THINGS BOARDS OF CANADA DON'T LIKE

  • Electronic gadgets that don't work (Marcus:: "It makes me sad to see things that have just been thrown away. I'll pick it up and take it back home and try and make it work. I've still got a brown valve television set from the '70s and it works better than my friends' wide screen TVs").
  • Meat (in Marcus' case).
  • Napster (Marcus:: "It's not the big rich artists who'll suffer, it's the smaller artists. Why should people buy their records when they can download them for free? The issue of choice is illusory. If lots of musicians go out of business, then there's only going to be a smaller number of extremely commercial crap artists to choose from."
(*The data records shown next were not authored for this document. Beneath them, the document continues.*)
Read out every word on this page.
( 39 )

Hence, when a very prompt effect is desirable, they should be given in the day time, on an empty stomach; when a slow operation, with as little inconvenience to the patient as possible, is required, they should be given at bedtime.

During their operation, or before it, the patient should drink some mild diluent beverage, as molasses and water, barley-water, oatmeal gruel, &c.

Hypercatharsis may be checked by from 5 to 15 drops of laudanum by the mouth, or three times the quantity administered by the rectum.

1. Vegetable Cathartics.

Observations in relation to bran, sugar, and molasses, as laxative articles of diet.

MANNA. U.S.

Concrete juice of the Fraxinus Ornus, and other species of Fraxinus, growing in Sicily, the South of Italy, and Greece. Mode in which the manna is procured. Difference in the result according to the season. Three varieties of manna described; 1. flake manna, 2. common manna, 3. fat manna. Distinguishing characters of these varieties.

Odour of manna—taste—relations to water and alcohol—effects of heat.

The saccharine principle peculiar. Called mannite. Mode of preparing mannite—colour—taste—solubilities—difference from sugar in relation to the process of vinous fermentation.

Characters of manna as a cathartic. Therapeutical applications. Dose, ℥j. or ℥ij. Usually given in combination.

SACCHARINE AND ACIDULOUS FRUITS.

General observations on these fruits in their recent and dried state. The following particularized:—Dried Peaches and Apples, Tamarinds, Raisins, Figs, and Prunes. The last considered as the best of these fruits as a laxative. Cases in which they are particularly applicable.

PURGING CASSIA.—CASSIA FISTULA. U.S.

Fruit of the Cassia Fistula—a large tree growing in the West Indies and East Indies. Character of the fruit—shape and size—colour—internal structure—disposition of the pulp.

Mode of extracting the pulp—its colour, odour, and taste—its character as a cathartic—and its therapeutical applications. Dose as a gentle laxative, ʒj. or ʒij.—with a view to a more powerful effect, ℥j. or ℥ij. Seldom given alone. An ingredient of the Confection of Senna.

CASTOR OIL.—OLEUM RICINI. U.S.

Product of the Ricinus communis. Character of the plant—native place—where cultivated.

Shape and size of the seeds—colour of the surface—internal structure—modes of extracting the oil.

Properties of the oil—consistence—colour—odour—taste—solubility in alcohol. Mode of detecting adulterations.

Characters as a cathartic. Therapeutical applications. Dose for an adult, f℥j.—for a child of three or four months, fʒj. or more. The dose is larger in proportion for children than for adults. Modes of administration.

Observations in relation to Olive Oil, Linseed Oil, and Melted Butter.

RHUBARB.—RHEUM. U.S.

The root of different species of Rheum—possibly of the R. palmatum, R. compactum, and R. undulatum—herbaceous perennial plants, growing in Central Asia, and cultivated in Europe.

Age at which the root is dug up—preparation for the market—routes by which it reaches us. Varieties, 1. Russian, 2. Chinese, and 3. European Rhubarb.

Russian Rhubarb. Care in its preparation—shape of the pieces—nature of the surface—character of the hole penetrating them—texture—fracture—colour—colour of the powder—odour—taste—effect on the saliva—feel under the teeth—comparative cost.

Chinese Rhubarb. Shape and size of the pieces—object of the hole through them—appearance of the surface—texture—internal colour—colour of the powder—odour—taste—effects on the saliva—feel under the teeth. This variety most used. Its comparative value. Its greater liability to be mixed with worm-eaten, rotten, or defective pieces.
BOARDS OF CANADA'S TIPS ON BONFIRES

  • Marcus:: "For kindling the best way to ensure it catches is to get loads of pieces more or less the same length and lay them in a grid, then overlay them in a lattice."
  • Mike:: "You don't need matches or a lighter. If it's wet or windy they often won't work. But two twigs will. The trick is to tie string to either end of one twig, then you can rub them together faster than your hands ever could."

DISCOGRAPHY

  • Acid Memories (Music 70, 1989)
Absurdly rare, cassette-only release from the barely teen Boards, then six-strong. Guitars meet electronics in embryonic but recognisably Boards-ian melodicism.
  • Play by Numbers (Music 70, 1994)
Five-track CD from what was now a trio, boasting a My Bloody Valentine influence in places, shifting further into electronics in others.
  • Hooper Bay (Music 70, 1994)
Closer still:: the use of kids' voices was a hint of what was to come. People pay small fortunes for copies.
  • Twoism (Music 70, 1995)
The last record as a trio when everything slipped into focus and pricked up record company ears.
  • BOC Maxima (Music 70, 1996)
Twenty tracks:: half of which would appear on later EPs and albums; the others remain an impossibly elusive prospect (50 copies only).
  • Hi Scores EP (Skam, 1996)
Essential for the Eno-esque "Everything You Do is a Balloon" and the spooky electro of "Nlogax".
  • Korona (from Mask 100 compilation) (Skam, 1996)
Darkness visible:: slurring synths and an uneasy, off-kilter rhythm.
  • Untitled (from Mask 200 as Hell Interface) (Skam, 1997)
Even darker, harder, faster side of the Boards. "Who are Hell Interface?" they ask.
  • Michael Fakesch "Surfaise" (Boards of Canada remix) (Warp, 1997)
Spacious, dissonant, slightly disembodied ambience.
  • Mira Calix "Sandsings" (Boards of Canada remix) (Warp, 1997)
Boards render Warp's press officer's warblings intelligble.
  • Jack Dangers "Prime Audio Soup" (Boards of Canada remix) (Play it Again Sam, 1998)
Respectful to the Meat Beat man, this is a curious, slightly gothy hybrid.
  • "Aquarius" (seven-inch single) (Skam, 1998)
A different version to the one on Music. Sesame Street meets Kraftwerk meets the between-scenes bits from Seinfeld.
  • Music Has the Right to Children (Skam/Warp, 1998)
Music has The Right to Children claimed not just children but grown adults of shock both sexes.
  • Bubbah's Tum "Dirty Great Mable" (III, 1998)
Unusually beat-heavy, balanced by their trademark use of kids' voices and big, spooky chords. Their final mix.
  • "Orange Romeda" (from We Are Reasonable People compilation) (Warp, 1999)
Very much in the Music. vein. Children's voices, bird's wing percussion and yearning, half-heard synth melodies.
  • Peel Sessions (Strange Fruit, 1999)
Reworks of "Aquarius" and "Olson", plus newie "Happy Cycling".
  • In a Beatiful Place Out in the Country EP (Warp, 2000)
OK, so it's an EP not an album, and it's not exactly a revolutionary departure, but when familiar ground is this gorgeous, who's complaining?

interview by Richard Southern, December 2000.